7500円を振り込んで“遠隔施術”を体験

 4月1日に國光が告知して以来、“無料占い”の希望者が殺到。コメントは現時点で140以上に上る。“遠隔施術”の利用者もいたようで、4月8日のインスタグラムではこう紹介されている。

《Instagramとブログで遠隔施術のことを書いたら早速受けてくださった方々がいらっしゃって、お役に立てて嬉しく思っています ◆初めてのことで驚きました ◆痛くなくなりました ◆歩くのが楽になりました など感想いただきました》

 現在は期間未定のキャンペーンで、30分通常15000円が7500円の50%オフだという宣伝もしている。アラフォーの主婦・A子さんは実際に國光の“遠隔施術”を受けたという。取材班はA子さんに「遠隔施術体験」の一部始終を聞いた。

「新型コロナウイルスの広まりで、最近はずっと自宅にいてストレスを感じていました。何気なく携帯を見ていたら國光さんのインスタが目に入り、全身が怠かったのと体の節々が痛かったので施術を受けてみようと思いました」(A子さん)

 半信半疑ではあったが、A子さんは名前や生年月日、住所、電話番号と自身の全身写真などを、公開されている國光のメールアドレスに送ったという。

《〇月〇日〇時から施術》とメールの返信が

「すぐに返信があって、施術料の振り込み先と施術予定日について書かれていました。前払いで料金7500円を振り込むと、《〇月〇日〇時から施術させていただきたいと思います。横になってリラックスしていて下さい。カラダを動かしたくなりましたら、動かして頂いてもかまいません。トイレに行きたくなったら、行ってください》といった説明の返信が来ました」(同前)

 その日、A子さんが自宅のベッドに横になって待機していると、施術開始10分前に、國光から《〇時から施術を始めさせていただきます》というメールが届いた。

身体の節々の痛みは《幽霊が原因です》

「施術中は仰向けで横になって目を閉じていました。國光さんと電話で会話をしたり、メールで何か指示があるのかな、と思っていましたが、10分が経過しても何もない。身体に変化もなく、ただ横になっているだけ。それで、あっという間に30分が過ぎました。遠隔で『気』を送ってくれていたということでしょうか。私にはすべてがよくわかりませんでした」(A子さん)

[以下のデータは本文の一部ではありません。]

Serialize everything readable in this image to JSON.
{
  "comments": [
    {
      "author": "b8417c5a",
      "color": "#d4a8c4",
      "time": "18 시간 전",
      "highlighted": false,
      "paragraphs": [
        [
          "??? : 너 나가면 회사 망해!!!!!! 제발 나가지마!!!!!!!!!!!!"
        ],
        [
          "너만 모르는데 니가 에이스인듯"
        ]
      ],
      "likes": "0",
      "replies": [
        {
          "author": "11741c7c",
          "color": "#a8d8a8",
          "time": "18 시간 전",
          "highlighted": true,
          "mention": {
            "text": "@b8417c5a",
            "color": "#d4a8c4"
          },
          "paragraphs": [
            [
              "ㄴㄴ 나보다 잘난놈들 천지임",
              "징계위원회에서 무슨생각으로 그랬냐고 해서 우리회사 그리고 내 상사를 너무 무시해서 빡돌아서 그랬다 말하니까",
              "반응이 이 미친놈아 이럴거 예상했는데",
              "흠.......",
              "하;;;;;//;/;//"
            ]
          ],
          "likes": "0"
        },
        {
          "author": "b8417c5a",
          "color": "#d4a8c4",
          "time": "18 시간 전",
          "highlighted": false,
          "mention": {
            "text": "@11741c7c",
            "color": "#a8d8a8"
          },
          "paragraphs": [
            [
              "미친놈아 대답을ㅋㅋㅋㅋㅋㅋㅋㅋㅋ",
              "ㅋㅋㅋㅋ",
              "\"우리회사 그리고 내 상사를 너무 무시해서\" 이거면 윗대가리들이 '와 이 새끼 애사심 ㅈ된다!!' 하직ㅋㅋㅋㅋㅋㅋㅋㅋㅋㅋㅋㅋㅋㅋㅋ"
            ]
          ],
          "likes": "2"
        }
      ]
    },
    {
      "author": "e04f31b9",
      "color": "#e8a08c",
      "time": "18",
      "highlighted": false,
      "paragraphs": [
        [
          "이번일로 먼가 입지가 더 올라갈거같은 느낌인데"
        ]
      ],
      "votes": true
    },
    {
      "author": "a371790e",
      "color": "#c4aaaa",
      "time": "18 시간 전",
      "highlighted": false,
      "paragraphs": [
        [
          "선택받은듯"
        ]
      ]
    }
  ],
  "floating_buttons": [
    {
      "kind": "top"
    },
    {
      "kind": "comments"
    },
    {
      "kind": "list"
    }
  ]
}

 すると、施術終了の予定時間から10分後。A子さんの元に國光から1通のメールが届いた。そこには《痛みの原因は幽霊》と書かれていたという。

「痛みを感じていた部分を中心に施術したという報告でしたが、メールの最後に《幽霊が付いていましたが、30分で浄化できました》《幽霊も痛みの原因です》と書かれていました。遠隔施術というのは、気功整体の一種だとばかり思っていましたが、こんなオカルトっぽいものだったとは……」(同前)

 施術から時間が経つにつれ、A子さんは「とても心配になってきました」と語る。

「私は霊感などありませんし、《痛みの原因は幽霊》と言われて、正直気持ちが落ち着かなかった。幽霊の存在を信じているわけではありませんが、幽霊が原因と言われたら、それは気分が悪いです。それに、時間が経つにつれて他の心配事も出てきました。私は國光さんに携帯の番号や自宅住所を送ってしまったのですが、あれが何のために必要だったのかがわからない。個人情報を渡してしまったことが今でも引っ掛かって、せっかく気晴らしになると施術を受けたのに、逆にストレスを感じています」(同前)

 國光からのメールには、遠隔施術の効果は時間が経つにつれてあらわれてくるとも書かれていたというが……。

「でも翌日以降も体の節々は痛いまま。施術の効果は特に感じませんでした。國光さんからは今後も月1回の遠隔施術を勧められましたが、30分7500円の値段を考えると、アロマオイル・マッサージを受けたほうが体が楽になる気がします」(同前)

 國光のメールアドレスに、実際にはどのように施術しているのか、個人情報は何のために必要だったのかなどについての質問を送ったが、期日までに回答は得られなかった。

 しかし國光は回答期限を過ぎた4月10日夕方にブログを更新。《遠隔施術を始めてさっそく、記者の方から、メールが来ました。(中略)僕は結局「胡散臭い」という言葉はついてきてしまうかもしれませんが、普通の人とは違う方法で施術ができます。施術という言葉も無理矢理施術という表現をしているだけで、なんという言葉で表したら良いかわからないのです。 》などと持論を展開した。

 國光も「胡散臭い」ということは自覚しているようだが、それだけで済まされる問題ではないだろう。痛みの原因を《幽霊》だとして継続的な施術を勧めるなど、これは新手の“心霊商法”と言えるのではないか。